Experts

‘Sticky Balls’ Will Prevent From Spreading Cancer

By Kamal Nayan | Update Date: Jan 08, 2014 01:44 PM EST

Attaching a sticky ball of special proteins to white blood cells might be proved effective in eliminating metastasizing cancer cells, a new study hints.

“These circulating cancer cells are doomed,” said Michael King, Cornell professor of biomedical engineering and the study’s senior author in a press release. “About 90 percent of cancer deaths are related to metastases, but now we’ve found a way to dispatch an army of killer white blood cells that cause apoptosis – the cancer cell’s own death – obliterating them from the bloodstream. When surrounded by these guys, it becomes nearly impossible for the cancer cell to escape.”

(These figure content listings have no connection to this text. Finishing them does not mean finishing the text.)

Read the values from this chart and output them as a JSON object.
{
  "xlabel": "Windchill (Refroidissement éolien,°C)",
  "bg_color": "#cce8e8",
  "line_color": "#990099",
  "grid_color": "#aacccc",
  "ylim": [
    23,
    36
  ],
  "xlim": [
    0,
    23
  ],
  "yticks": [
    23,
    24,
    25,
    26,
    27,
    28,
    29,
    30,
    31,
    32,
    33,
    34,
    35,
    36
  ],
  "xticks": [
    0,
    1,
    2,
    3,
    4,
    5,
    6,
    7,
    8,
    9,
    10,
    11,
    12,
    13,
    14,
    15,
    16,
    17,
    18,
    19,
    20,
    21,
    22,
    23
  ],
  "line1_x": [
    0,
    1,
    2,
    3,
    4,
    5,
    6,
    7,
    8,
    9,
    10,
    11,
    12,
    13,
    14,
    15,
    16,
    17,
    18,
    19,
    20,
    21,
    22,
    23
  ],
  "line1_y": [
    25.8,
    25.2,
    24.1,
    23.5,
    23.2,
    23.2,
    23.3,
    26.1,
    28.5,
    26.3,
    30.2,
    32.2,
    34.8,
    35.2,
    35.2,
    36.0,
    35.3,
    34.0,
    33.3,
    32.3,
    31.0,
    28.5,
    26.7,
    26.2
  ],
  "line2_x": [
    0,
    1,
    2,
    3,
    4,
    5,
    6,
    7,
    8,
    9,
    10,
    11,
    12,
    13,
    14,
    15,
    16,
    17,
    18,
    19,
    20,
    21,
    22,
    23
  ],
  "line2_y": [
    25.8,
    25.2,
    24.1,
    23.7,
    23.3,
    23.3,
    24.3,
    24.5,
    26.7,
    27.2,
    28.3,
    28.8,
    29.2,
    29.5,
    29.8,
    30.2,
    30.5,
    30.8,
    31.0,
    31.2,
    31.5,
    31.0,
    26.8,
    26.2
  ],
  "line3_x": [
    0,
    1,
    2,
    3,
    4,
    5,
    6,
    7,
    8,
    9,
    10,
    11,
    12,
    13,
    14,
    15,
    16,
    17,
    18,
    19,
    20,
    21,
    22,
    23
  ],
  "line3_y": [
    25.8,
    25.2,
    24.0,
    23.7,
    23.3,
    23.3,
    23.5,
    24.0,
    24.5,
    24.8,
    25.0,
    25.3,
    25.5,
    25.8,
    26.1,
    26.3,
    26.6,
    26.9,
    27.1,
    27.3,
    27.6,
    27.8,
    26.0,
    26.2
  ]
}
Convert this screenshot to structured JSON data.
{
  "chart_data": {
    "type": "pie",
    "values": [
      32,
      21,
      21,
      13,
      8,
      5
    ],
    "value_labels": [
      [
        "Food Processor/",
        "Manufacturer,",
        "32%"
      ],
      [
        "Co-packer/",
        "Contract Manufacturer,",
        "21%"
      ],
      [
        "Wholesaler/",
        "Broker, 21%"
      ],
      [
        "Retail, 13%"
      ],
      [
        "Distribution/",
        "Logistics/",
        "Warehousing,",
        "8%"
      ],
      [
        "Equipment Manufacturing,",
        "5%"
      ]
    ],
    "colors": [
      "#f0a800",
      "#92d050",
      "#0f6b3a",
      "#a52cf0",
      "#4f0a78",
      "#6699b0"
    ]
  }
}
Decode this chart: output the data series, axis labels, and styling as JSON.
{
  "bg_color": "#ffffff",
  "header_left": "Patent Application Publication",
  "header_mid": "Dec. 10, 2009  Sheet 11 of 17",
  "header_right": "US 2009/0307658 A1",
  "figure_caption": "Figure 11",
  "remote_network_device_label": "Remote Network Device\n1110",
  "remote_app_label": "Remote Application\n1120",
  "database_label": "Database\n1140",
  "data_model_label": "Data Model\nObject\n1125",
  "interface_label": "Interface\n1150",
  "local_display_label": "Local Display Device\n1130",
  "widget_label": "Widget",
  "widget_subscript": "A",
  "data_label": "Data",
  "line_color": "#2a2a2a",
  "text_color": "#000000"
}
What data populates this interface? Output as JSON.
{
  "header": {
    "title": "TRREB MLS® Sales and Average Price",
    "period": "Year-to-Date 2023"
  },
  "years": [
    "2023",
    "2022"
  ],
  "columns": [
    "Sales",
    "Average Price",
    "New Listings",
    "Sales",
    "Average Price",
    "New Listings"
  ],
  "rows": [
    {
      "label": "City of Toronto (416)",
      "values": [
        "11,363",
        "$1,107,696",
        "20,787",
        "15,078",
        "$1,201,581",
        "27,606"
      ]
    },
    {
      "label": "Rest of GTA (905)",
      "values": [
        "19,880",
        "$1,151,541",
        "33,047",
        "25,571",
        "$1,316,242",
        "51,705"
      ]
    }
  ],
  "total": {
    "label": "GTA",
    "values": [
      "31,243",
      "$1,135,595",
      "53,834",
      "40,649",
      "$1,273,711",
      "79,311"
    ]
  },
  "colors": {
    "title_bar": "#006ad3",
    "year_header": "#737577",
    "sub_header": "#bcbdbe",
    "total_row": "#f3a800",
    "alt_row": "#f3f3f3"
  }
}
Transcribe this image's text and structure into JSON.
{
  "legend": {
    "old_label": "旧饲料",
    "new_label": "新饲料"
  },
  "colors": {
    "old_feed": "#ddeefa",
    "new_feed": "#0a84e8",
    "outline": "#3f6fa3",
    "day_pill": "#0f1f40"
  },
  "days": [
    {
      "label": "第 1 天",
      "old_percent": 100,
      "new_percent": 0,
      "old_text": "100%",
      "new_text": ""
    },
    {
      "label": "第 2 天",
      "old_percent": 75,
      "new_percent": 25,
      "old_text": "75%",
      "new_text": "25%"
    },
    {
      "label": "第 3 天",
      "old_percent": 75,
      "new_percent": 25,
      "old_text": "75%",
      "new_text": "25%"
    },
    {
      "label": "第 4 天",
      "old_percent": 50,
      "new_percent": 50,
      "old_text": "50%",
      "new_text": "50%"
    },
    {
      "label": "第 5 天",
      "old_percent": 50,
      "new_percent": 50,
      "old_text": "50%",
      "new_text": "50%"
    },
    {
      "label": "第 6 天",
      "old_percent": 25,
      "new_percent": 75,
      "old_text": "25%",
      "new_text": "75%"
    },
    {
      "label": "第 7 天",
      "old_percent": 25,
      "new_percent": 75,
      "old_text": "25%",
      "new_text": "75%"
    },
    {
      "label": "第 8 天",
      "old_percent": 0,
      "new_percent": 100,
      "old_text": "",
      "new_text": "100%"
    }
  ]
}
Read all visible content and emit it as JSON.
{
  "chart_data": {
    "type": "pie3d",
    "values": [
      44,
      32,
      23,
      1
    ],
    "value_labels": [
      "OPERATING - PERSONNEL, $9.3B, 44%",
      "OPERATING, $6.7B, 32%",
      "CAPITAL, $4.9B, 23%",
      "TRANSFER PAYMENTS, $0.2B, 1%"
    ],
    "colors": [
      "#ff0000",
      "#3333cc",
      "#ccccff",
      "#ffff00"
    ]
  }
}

TRAIL (Tumor Necrosis Factor Related Apoptosis-Inducing Ligand) proteins are the vigilante proteins that are responsible for the cancer termination. These are attached to white blood cells with another adhesive protein called E-selectin. As these white blood cells spread throughout the bloodstream, the difficulty to avoid TRAILs increases. And surprisingly, when these two come in contact, the cancer cells essentially kill themselves.

“The mechanism is surprising and unexpected in that this repurposing of white blood cells in flowing blood is more effective than directly targeting the cancer cells with liposomes or soluble protein,” wrote authors.

Scientists believe that the key to success is in moving the bloodstream. When they test drove their experiment, they recorded a 60 percent of success rate.

“The data shows a dramatic effect: it’s not a slight change in the number of cancer cells. The results are quite remarkable actually, in human blood and in mice. After two hours of blood flow, they [the tumour cells] have literally disintegrated,” concluded Prof King, according to BBC.